The interaction station consists of two coupled chambers. The upper chamber can be configured with either a velocity-map imaging (VMI) detector for ions and electrons, or an electron time-of-flight spectrometer (Kaesdorf ETF11). The VMI can be run with voltages of up to 15 kV applied to the plates, and we are able to image electrons with energies up to 200 eV. The detector is a two-stage imaging MCP with phosphor and CCD camera.

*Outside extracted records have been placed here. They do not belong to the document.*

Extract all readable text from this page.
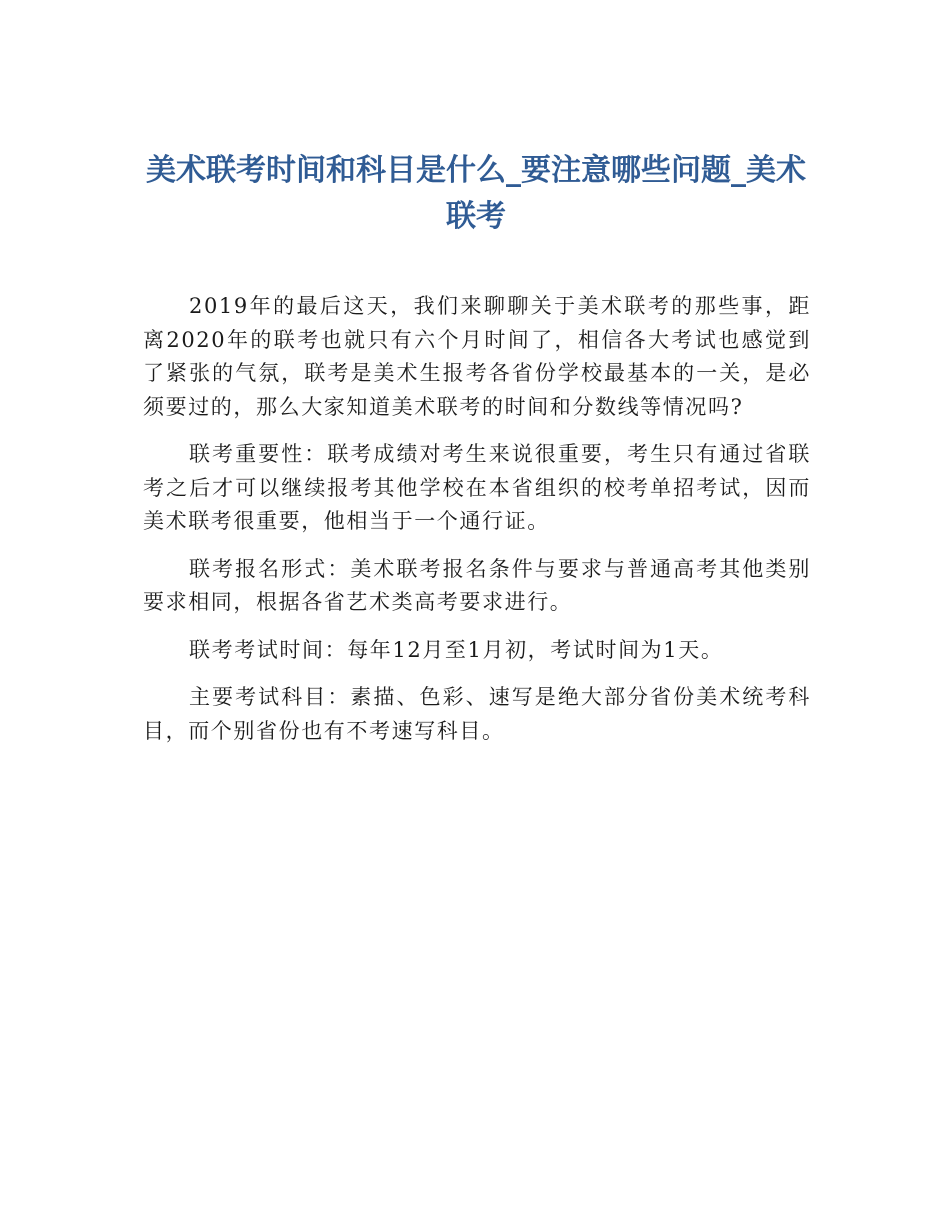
美术联考时间和科目是什么_要注意哪些问题_美术联考

2019年的最后这天，我们来聊聊关于美术联考的那些事，距离2020年的联考也就只有六个月时间了，相信各大考试也感觉到了紧张的气氛，联考是美术生报考各省份学校最基本的一关，是必须要过的，那么大家知道美术联考的时间和分数线等情况吗?

联考重要性：联考成绩对考生来说很重要，考生只有通过省联考之后才可以继续报考其他学校在本省组织的校考单招考试，因而美术联考很重要，他相当于一个通行证。

联考报名形式：美术联考报名条件与要求与普通高考其他类别要求相同，根据各省艺术类高考要求进行。

联考考试时间：每年12月至1月初，考试时间为1天。

主要考试科目：素描、色彩、速写是绝大部分省份美术统考科目，而个别省份也有不考速写科目。
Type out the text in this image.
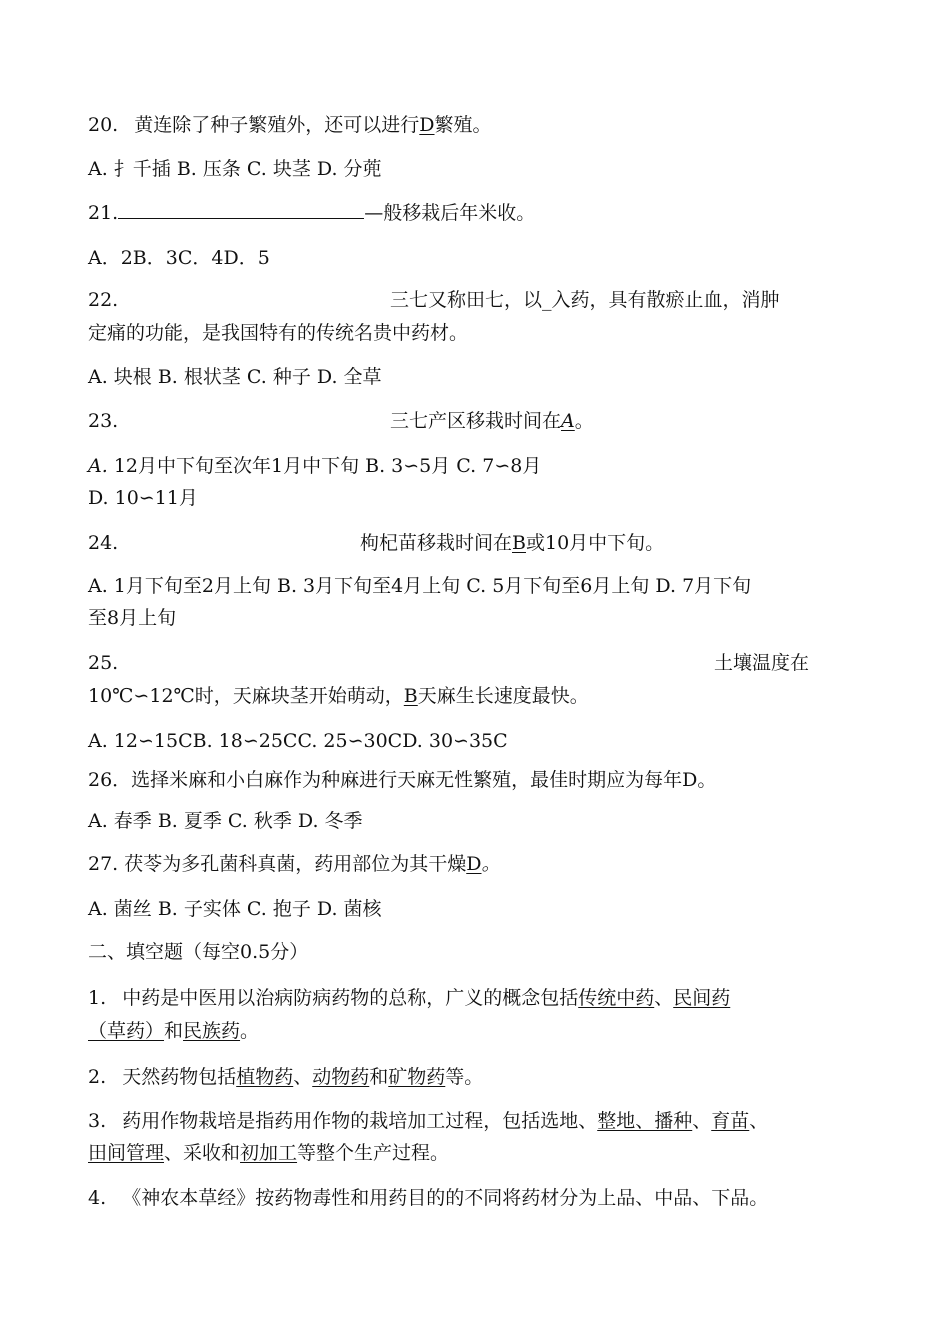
20. 黄连除了种子繁殖外，还可以进行D繁殖。
A. 扌千插 B. 压条 C. 块茎 D. 分蔸
21.	—般移栽后年米收。
A．2B．3C．4D．5
22.	三七又称田七，以_入药，具有散瘀止血，消肿
定痛的功能，是我国特有的传统名贵中药材。
A. 块根 B. 根状茎 C. 种子 D. 全草
23.	三七产区移栽时间在A。
A. 12月中下旬至次年1月中下旬 B. 3∽5月 C. 7∽8月
D. 10∽11月
24.	枸杞苗移栽时间在B或10月中下旬。
A. 1月下旬至2月上旬 B. 3月下旬至4月上旬 C. 5月下旬至6月上旬 D. 7月下旬
至8月上旬
25.	土壤温度在
10℃∽12℃时，天麻块茎开始萌动，B天麻生长速度最快。
A. 12∽15CB. 18∽25CC. 25∽30CD. 30∽35C
26．选择米麻和小白麻作为种麻进行天麻无性繁殖，最佳时期应为每年D。
A. 春季 B. 夏季 C. 秋季 D. 冬季
27. 茯苓为多孔菌科真菌，药用部位为其干燥D。
A. 菌丝 B. 子实体 C. 抱子 D. 菌核
二、填空题（每空0.5分）
1. 中药是中医用以治病防病药物的总称，广义的概念包括传统中药、民间药
（草药）和民族药。
2. 天然药物包括植物药、动物药和矿物药等。
3. 药用作物栽培是指药用作物的栽培加工过程，包括选地、整地、播种、育苗、
田间管理、采收和初加工等整个生产过程。
4. 《神农本草经》按药物毒性和用药目的的不同将药材分为上品、中品、下品。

The lower chamber is pumped by two 3200 litres/sec turbo pumps. We can connect the chambers in two ways: with a skimmer for differential pumping and the gas source in the lower chamber; or with chambers connected and the gas source close to the interaction region. Available gas sources include CW nozzles and kHz pulsed valves, with capability for flowing carrier gas over liquid samples or for gas mixing.
Liquid jet chamber
The chamber for liquid-phase studies is equipped with a liquid micro-jet (Microliquids GmbH), and a differentially pumped time-of-flight detector can be provided. The design is based on a chamber developed by EPFL's Laboratory of Ultrafast Spectroscopy (link opens in a new window) and tested at Artemis [Arrell, Rev Sci Inst 85 103117 (2014)] (link opens in a new window).